I am sorry, but it had to be done. Now do not you be scared for it isn’t your fault, for I doped your coffee with a sleeping powder of Veronnal [sic], so you see kid they cannot blame you…. Wish me luck. I am sorry but you know life is sweet, old man.

So long.

Frank

Although McCullough also informed Currell in due course that he would return Currell’s “borrowed” clothing as soon as he could, he omitted to mention in this, or in any of the other chatty letters and postcards he wrote during the time he spent on the lam, how he had obtained the hacksaw he used to cut through two iron bars on his cell window before taking a perilous leap onto a retaining wall far below, inching over to the perimeter wall of the jail, and dropping to freedom.

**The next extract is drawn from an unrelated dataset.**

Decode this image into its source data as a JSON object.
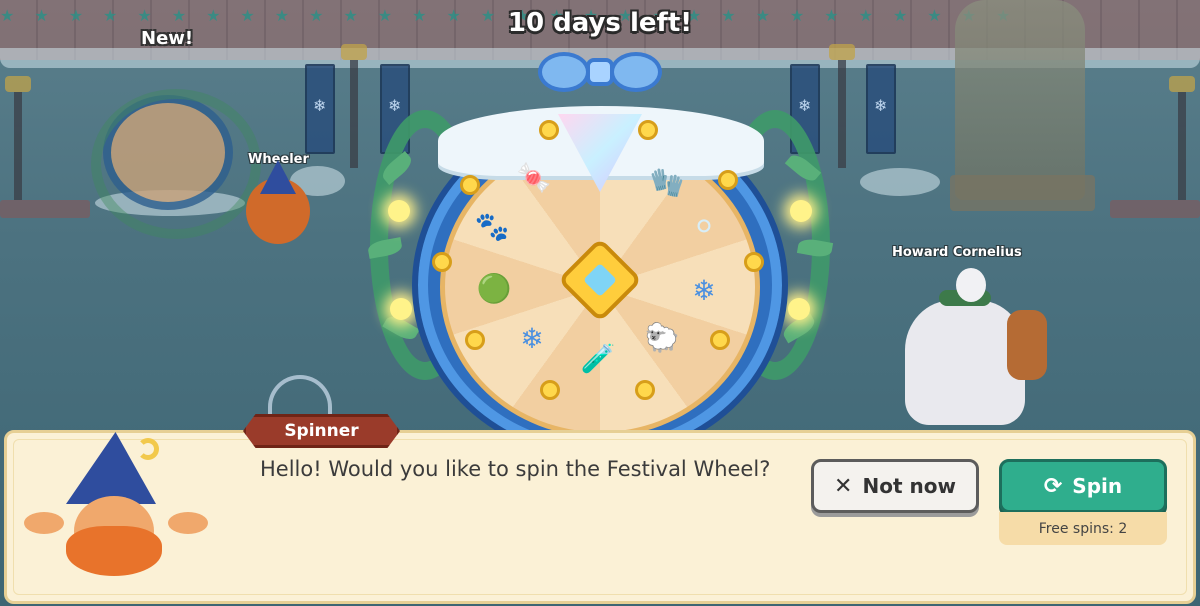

Currell was immediately arrested and charged with aiding and abetting McCullough’s escape. His alibi just didn’t hold water. The “gaol surgeon” commented that veronal was not a strong enough sedative to knock a person out for hours, especially when taken in coffee, which would counter its effects. And press reports suggested that it would have required several nights’ work to saw through the bars of the death-cell windows.

“Collusion!” accused Addy.

Ironically, Currell found himself locked up in the Don Jail, his own workplace. Investigations later revealed that Vera de Lavelle, who turned out to be McCullough’s lady love, had hidden the saw in a box of chocolates that Currell had taken in to McCullough.